Hail Satan? - good perspective on satanism, politics
Goodfellas - better than The Godfather
The Wind - good Western bone chiller
Penguins - daughter's first film in theater
High Life - with end of year potential

This month is SIFF - I'm overloaded with new quality films.
 

JaeCryo

Member
Nov 6, 2017
3,626
Burning

Knew nothing about it going in and was surprised to see the Murakami connection. It definitely lived up to that promise. Feels like the closest thing you could get to translating Murakami to film in a relatively reserved and focused way.
 

TheBeardedOne

Banned
Oct 27, 2017
22,189
Derry
April - Old & New

Hail Satan? - good perspective on satanism, politics
Goodfellas - better than The Godfather
The Wind - good Western bone chiller
Penguins - daughter's first film in theater
High Life - with end of year potential

This month is SIFF - I'm overloaded with new quality films.
Goodfellas is the GOAT mob movie.
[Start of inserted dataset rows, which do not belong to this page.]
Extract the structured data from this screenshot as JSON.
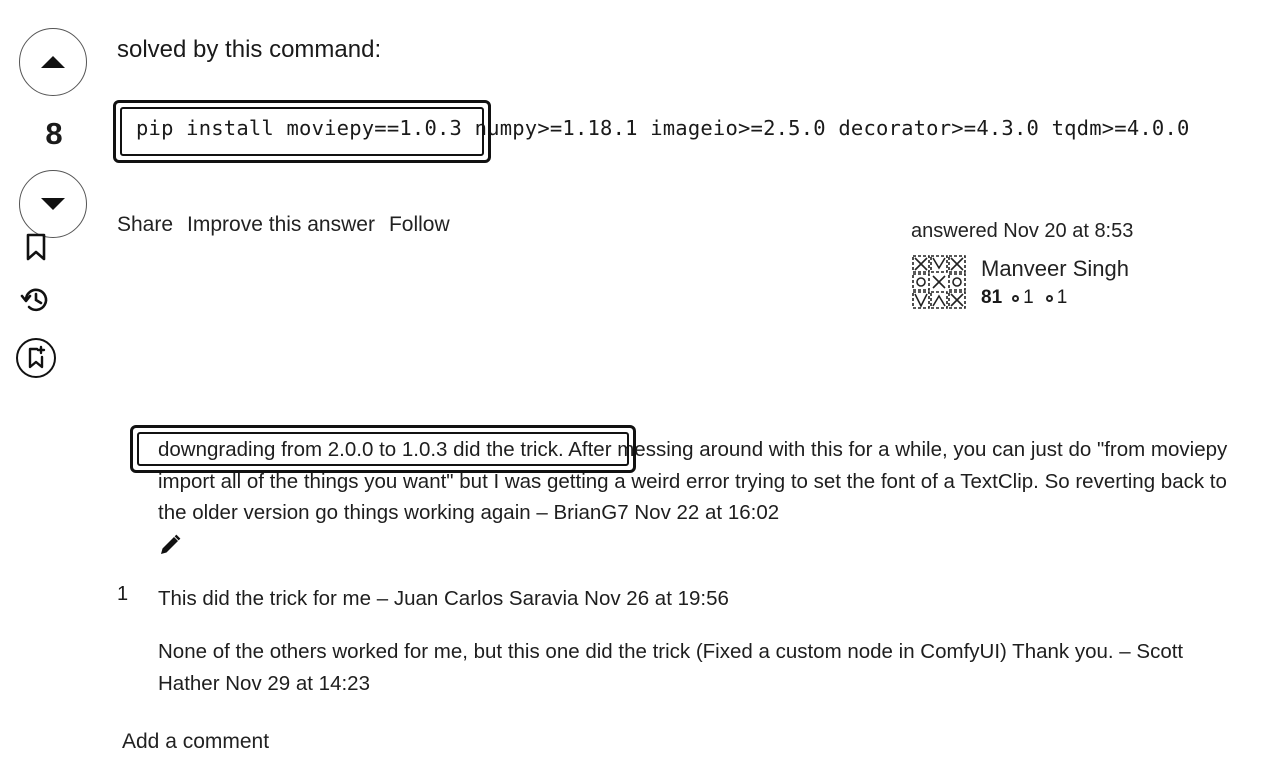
{
  "answer": {
    "intro_text": "solved by this command:",
    "command": "pip install moviepy==1.0.3 numpy>=1.18.1 imageio>=2.5.0 decorator>=4.3.0 tqdm>=4.0.0",
    "vote_count": "8",
    "actions": {
      "share": "Share",
      "improve": "Improve this answer",
      "follow": "Follow"
    }
  },
  "signature": {
    "answered_label": "answered Nov 20 at 8:53",
    "user_name": "Manveer Singh",
    "reputation": "81",
    "silver_badges": "1",
    "bronze_badges": "1"
  },
  "comments": [
    {
      "score": "",
      "text": "downgrading from 2.0.0 to 1.0.3 did the trick. After messing around with this for a while, you can just do \"from moviepy import all of the things you want\" but I was getting a weird error trying to set the font of a TextClip. So reverting back to the older version go things working again",
      "dash": " – ",
      "author": "BrianG7",
      "date": "Nov 22 at 16:02"
    },
    {
      "score": "1",
      "text": "This did the trick for me",
      "dash": " – ",
      "author": "Juan Carlos Saravia",
      "date": "Nov 26 at 19:56"
    },
    {
      "score": "",
      "text": "None of the others worked for me, but this one did the trick (Fixed a custom node in ComfyUI) Thank you.",
      "dash": " – ",
      "author": "Scott Hather",
      "date": "Nov 29 at 14:23"
    }
  ],
  "add_comment_label": "Add a comment",
  "icons": {
    "upvote": "triangle-up-icon",
    "downvote": "triangle-down-icon",
    "bookmark": "bookmark-icon",
    "history": "history-icon",
    "save": "bookmark-plus-icon",
    "edit": "pencil-icon"
  },
  "colors": {
    "text": "#1a1a1a",
    "highlight_border": "#111111"
  }
}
It's better than The Godfather and Casino. Way better than Casino.
 

Window

Member
Oct 27, 2017
4,420
Across the Universe: This thing is so darn visually inventive and arresting. It helps that it's all happening to the sounds of The Beatles. The characters are maybe not strongly defined or well explored but the film very cleverly manages to tell a simple but coherent story through its string of musical sequences, re-interpreting the meaning of some classic songs along the way. Kind of surprised to see the negative critical reception this received. Maybe it's just an overlong music video and yes it's a bit too literal in matching visual imagery with the lyrics but I found even that but particularly its visual choreography to be engaging for the entire run time. I didn't know of Julie Taymor before this film but I'll check out her other films (which appear to be mostly Shakespeare adaptions) now.